"But we never thought where the dogs might be getting all these things they brought us. The truth is, we didn't bother very much, I'm afraid. Anyway at the end of our first week of brisk trade we noticed a great many people going through the streets as though they were looking for something. And presently these people, seeing our shop in the empty lot, gathered around us, talking to one another. And while they were talking a retriever came up to me with a gold watch and chain in his mouth, which he wanted to exchange for a ham bone.


"A retriever came up with a gold watch and chain"


"Well, you should have seen the excitement among the people then! The owner of the watch and chain was there and he raised a terrible row. And then it came out that these dogs had been taking things from their masters' homes to hire bones with. The people were dreadfully annoyed. They closed up our bone shop and put us out of business. But they never discovered that the money we had made had gone to the beggar.

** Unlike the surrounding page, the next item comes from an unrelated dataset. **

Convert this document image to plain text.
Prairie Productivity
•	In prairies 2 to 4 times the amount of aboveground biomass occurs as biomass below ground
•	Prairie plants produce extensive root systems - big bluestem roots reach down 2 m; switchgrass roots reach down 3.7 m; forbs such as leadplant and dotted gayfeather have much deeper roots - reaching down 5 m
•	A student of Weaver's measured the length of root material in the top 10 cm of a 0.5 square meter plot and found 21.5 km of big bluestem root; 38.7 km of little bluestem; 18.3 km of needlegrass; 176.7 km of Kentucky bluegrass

"Of course, we hadn't made enough to keep him in comfort for long and very soon he had to become a pavement artist again and was as badly off as he had ever been—and the pictures he drew were worse, if anything, than before.

"Now it happened one day, when I was wandering around in the country outside the town, that I met a most conceited spaniel. He passed me with his nose turned up in the air in such a cheeky manner that I said to him, I said: 'What makes you so stuck up?'

"'My master has been ordered to paint the portrait of a prince,' he said, putting on no end of elegance.